To further complicate things, in both JGit and Git, a line with
different counts is not considered matching only if the count in
"A" (the left hand side) is greater than the count in "B" [2]. I can't
think of a reason for this asymmetry, and the class documentation
comment in [1] doesn't explain that either.

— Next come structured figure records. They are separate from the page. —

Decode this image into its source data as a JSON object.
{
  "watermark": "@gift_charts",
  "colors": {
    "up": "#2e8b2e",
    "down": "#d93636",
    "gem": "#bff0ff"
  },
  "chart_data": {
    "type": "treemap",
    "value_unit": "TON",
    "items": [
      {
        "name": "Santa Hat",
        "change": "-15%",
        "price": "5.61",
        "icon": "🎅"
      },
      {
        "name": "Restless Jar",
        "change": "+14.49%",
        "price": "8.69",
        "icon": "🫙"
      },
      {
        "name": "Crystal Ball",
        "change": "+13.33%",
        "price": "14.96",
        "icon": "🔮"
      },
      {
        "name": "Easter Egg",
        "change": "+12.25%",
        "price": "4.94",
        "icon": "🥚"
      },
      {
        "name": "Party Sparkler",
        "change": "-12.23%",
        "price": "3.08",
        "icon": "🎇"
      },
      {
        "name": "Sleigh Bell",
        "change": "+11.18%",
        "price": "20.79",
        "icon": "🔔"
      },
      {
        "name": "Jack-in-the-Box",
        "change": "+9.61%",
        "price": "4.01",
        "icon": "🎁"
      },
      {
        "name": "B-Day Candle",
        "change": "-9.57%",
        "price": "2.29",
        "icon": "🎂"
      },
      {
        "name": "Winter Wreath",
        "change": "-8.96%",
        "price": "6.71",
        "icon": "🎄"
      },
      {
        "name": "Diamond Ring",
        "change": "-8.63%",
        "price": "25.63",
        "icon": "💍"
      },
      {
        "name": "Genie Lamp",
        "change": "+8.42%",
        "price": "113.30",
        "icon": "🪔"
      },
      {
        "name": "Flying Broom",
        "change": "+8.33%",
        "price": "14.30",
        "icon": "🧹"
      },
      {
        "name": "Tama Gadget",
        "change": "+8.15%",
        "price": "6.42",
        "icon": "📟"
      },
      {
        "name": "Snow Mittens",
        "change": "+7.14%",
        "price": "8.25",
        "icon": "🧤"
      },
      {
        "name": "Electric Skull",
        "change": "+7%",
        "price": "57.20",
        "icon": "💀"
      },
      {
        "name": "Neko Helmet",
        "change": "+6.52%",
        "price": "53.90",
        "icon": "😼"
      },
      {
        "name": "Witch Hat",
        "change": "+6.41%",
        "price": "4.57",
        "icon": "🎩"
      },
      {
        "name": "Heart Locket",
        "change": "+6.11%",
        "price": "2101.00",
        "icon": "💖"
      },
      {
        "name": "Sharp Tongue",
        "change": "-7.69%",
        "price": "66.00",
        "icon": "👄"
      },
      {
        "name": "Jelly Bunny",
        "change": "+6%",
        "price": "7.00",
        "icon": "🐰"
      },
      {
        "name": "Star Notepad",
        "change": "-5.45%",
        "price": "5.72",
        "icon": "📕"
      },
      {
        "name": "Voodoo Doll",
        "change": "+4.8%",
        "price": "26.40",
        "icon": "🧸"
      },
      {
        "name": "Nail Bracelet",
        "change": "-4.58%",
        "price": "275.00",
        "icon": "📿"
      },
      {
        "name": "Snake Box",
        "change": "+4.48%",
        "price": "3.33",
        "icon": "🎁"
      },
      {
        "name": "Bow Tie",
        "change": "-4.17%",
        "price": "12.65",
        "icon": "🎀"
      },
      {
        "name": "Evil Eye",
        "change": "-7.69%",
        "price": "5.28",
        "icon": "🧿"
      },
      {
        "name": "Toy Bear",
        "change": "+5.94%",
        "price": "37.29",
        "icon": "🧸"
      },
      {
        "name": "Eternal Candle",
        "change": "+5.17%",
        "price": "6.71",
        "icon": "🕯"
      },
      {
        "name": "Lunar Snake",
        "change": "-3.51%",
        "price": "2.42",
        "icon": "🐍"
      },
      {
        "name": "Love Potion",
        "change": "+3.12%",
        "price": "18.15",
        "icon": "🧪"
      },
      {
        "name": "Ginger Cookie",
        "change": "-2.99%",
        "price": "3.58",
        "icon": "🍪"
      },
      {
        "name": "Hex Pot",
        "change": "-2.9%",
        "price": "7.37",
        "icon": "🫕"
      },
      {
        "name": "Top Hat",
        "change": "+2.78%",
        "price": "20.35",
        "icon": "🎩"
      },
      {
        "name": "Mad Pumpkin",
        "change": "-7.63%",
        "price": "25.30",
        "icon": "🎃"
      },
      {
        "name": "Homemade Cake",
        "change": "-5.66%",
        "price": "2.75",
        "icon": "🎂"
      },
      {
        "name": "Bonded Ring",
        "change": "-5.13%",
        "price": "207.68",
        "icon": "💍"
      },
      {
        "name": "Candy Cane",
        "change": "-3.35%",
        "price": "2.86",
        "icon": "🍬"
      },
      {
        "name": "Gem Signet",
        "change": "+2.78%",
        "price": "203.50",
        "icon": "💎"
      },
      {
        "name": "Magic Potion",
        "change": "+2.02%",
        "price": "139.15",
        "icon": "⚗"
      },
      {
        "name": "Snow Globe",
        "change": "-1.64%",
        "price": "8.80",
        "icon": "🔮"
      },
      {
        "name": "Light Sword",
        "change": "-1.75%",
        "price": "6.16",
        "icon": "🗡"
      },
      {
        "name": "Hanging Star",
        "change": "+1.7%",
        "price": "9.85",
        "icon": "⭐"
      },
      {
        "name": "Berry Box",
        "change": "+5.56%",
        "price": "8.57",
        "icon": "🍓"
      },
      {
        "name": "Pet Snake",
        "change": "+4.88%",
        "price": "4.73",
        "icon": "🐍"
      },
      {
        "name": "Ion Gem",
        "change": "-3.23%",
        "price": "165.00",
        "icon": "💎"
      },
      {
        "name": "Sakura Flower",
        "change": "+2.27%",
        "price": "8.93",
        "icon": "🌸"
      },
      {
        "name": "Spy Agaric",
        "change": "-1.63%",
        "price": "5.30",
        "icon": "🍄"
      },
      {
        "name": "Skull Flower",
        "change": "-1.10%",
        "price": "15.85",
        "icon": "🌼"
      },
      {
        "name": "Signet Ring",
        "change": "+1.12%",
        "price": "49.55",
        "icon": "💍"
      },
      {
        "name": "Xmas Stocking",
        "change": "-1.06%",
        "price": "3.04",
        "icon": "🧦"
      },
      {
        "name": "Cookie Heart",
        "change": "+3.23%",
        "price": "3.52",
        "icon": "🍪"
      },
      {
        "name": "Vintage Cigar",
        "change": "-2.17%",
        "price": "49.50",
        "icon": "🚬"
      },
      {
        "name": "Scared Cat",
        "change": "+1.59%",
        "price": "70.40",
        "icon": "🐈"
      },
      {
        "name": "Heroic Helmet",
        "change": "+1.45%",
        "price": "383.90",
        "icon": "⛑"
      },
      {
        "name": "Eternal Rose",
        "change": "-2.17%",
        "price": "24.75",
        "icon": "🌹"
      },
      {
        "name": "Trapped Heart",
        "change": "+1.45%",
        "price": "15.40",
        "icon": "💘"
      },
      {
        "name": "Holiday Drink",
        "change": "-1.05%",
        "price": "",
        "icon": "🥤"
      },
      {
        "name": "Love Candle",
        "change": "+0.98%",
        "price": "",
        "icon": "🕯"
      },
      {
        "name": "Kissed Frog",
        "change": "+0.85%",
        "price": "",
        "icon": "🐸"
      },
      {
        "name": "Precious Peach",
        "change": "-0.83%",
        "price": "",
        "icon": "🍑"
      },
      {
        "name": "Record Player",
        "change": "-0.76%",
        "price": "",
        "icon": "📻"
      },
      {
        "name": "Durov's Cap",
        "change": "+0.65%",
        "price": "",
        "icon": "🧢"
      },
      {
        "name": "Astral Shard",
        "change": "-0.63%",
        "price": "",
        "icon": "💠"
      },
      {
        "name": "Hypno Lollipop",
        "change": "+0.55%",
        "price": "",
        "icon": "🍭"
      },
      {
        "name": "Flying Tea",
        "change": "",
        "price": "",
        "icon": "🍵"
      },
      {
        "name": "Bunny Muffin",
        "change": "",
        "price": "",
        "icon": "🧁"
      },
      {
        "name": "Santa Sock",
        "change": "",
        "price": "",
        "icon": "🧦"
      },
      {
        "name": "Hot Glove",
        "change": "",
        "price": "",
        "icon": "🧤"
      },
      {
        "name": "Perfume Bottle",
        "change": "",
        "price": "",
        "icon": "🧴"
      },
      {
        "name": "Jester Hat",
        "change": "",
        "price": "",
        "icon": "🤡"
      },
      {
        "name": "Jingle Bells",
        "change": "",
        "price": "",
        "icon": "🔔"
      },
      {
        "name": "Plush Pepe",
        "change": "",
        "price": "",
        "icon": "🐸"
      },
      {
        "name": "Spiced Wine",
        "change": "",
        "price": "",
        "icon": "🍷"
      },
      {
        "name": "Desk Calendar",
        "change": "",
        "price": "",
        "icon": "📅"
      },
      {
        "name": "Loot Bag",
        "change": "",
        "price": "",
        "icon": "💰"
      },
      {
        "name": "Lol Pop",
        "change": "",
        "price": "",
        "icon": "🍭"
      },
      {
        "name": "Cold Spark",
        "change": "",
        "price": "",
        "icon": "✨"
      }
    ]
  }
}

[1] https://eclipse.googlesource.com/jgit/jgit/+/refs/heads/master/org.eclipse.jgit/src/org/eclipse/jgit/diff/HistogramDiff.java
[2] https://eclipse.googlesource.com/jgit/jgit/+/refs/heads/master/org.eclipse.jgit/src/org/eclipse/jgit/diff/HistogramDiffIndex.java#206
[3] https://lore.kernel.org/git/alpine.DEB.1.00.0902052113590.7491@intel-tinevez-2-302/

> As some of you know, I work on the Jujutsu/jj VCS
> (https://github.com/jj-vcs/jj). We also use histogram diff (and only
> histogram diff) and actually allowed matching up lines with different
> counts a while ago, but I thought it seemed too arbitrary to line up
> the first matches if there were different counts, so we changed that.
> Then we got a report from a user that Git behaves differently. See
> https://github.com/jj-vcs/jj/issues/761#issuecomment-2581219294 for
> more details.
> 
> Thanks

I think that it is unavoidable that different VCSes may produce
different diffs. Even in Git itself, there are many options (including
which algorithm to use) that can change the nature of the diff produced.